As state secrets go, this is an enduring one, and the people in the know are not giving it away easily.
The question: who put Dino, the pink dinosaur in front of the White Island web-camera?
"We do know, but we are not saying," volcanologist Michael Rosenberg says.
"I will let it out that he was found in a garage sale."
The alert level was raised on the island yesterday after the crater lake began to re-fill quickly and the number of tremors began to increase.
Dino has been on the volcanic island since May 2004 and Rosenberg swears that it is the same plastic toy.

"I would absolutely love to know who manufactured the thing.

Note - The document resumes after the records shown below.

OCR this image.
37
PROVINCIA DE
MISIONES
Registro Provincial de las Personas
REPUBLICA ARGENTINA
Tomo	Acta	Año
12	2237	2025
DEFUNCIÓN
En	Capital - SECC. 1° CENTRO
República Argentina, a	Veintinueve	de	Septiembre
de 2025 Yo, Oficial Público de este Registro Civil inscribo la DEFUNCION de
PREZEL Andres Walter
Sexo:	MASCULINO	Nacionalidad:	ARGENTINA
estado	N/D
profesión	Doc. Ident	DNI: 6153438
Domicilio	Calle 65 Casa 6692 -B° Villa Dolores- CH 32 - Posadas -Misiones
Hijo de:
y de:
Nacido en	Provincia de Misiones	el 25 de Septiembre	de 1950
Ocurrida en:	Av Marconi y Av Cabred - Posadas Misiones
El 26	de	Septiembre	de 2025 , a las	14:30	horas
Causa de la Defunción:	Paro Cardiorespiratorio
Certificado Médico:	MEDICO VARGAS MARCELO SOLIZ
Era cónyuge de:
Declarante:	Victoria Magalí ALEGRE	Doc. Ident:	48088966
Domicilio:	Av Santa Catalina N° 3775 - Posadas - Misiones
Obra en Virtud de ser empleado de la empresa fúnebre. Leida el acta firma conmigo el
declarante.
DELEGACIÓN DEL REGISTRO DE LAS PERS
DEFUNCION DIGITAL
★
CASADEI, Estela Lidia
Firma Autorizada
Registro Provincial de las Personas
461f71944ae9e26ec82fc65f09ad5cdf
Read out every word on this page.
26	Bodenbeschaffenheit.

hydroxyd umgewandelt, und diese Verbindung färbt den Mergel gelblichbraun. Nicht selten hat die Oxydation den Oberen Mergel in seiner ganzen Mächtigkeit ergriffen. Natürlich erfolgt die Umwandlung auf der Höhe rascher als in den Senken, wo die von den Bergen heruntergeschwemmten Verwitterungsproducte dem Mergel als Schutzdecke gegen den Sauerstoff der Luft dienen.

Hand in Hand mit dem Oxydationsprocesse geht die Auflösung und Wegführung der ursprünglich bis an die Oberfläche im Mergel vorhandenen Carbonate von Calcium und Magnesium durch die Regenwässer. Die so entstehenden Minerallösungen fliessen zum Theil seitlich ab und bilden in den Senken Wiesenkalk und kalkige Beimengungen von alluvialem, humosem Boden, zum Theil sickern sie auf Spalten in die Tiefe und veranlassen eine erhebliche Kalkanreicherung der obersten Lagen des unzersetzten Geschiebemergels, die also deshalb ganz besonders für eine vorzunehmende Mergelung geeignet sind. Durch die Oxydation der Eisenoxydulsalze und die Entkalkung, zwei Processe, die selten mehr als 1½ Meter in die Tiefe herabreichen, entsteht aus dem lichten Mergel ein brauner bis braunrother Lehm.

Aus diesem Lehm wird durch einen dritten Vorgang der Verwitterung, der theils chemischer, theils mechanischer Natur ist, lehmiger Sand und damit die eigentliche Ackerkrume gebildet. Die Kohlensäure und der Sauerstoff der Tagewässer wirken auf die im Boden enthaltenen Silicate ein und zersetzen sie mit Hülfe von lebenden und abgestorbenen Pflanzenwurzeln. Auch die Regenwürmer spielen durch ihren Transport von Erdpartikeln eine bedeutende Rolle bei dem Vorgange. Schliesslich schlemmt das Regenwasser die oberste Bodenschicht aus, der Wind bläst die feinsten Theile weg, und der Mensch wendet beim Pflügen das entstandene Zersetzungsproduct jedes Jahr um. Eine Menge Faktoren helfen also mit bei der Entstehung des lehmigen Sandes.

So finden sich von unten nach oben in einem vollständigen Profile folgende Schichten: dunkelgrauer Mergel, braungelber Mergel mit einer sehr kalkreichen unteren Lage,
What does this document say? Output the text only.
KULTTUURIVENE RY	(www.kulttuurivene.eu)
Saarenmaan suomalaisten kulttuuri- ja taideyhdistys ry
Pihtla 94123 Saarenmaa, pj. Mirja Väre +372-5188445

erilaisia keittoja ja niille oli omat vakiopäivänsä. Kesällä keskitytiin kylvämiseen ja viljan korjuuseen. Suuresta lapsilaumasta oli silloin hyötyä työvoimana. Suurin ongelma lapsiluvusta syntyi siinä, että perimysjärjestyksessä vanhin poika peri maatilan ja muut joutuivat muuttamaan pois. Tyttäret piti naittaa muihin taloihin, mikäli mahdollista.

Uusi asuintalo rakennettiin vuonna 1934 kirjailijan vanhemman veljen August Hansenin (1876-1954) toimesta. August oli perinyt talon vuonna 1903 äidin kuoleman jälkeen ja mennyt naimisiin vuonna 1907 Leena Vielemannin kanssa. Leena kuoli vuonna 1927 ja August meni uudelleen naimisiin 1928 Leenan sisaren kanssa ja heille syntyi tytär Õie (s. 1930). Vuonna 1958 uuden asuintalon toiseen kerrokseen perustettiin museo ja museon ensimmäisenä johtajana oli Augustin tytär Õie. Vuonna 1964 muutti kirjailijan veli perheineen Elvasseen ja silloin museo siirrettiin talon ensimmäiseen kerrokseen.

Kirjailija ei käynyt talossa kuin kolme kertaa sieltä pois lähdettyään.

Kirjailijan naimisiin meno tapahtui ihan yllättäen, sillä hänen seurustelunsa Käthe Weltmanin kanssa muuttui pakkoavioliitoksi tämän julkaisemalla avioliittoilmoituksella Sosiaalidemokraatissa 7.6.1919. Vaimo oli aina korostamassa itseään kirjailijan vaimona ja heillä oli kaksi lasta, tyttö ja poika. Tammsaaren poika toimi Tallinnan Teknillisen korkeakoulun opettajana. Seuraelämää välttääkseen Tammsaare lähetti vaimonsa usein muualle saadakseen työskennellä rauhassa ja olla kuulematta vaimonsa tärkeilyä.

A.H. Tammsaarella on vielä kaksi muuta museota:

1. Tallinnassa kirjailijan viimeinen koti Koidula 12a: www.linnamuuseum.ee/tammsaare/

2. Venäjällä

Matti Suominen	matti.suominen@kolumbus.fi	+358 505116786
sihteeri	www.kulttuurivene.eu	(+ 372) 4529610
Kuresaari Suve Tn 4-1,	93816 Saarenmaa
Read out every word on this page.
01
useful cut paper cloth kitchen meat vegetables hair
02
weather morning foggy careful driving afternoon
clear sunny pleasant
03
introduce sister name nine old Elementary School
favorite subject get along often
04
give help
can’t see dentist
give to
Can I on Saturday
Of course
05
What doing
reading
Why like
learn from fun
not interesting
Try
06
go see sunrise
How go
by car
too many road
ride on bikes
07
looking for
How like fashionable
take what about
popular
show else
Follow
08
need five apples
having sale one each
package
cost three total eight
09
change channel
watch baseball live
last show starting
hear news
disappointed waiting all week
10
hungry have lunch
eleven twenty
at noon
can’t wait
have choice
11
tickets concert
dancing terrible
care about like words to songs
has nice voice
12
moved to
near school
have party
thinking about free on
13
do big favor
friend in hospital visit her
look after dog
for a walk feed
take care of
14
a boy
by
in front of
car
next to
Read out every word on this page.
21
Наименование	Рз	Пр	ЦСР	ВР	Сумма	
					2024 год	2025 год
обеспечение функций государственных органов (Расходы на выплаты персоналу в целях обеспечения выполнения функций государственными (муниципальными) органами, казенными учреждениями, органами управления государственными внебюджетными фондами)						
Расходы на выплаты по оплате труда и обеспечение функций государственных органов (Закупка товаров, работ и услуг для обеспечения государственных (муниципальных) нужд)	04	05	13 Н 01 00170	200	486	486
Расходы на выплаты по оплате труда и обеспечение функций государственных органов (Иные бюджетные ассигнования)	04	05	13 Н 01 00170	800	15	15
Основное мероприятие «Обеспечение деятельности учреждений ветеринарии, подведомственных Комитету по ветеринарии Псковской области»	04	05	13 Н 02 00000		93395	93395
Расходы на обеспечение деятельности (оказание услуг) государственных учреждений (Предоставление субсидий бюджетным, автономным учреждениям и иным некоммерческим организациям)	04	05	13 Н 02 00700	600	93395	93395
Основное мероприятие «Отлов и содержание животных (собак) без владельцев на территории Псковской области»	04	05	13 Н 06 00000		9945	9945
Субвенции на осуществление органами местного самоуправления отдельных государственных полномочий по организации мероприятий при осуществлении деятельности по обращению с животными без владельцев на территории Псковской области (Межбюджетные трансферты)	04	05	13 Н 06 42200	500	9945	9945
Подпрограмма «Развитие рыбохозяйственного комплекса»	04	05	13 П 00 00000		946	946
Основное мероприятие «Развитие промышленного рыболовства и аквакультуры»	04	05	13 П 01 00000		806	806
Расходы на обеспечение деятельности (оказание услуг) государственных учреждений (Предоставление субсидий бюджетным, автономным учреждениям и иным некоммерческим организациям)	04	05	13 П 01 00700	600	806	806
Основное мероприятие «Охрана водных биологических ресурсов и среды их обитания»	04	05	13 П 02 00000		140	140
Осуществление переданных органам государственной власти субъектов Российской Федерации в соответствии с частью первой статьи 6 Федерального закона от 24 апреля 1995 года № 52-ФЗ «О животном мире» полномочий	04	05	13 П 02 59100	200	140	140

It still hasn't perished. It is the same one."
He says it has been a tribute to its material that it is still there.
"It is nasty, you have high levels of UV, you have hydrochloric and sulphuric acids, you have ash and high winds."
In fact when he first appeared he was super glued onto a concrete wall at the old sulphur works, but they collapsed.
So scientists had to move the camera - and Dino.
"It was a bit of a joke and we didn't expect him to stay long."
Every time the alert levels rise on White Island, hundreds check the web camera - and then write to GNS Science asking what the deal is.
When, in 2004, Dino was noticed, GNS was forced to reduce the size of the volcano-cam images on the website.
GNS has received emails from all over the world, some from people who had not heard of New Zealand before. CNN and The New York Times are among a long list of media to have chased the Dino story.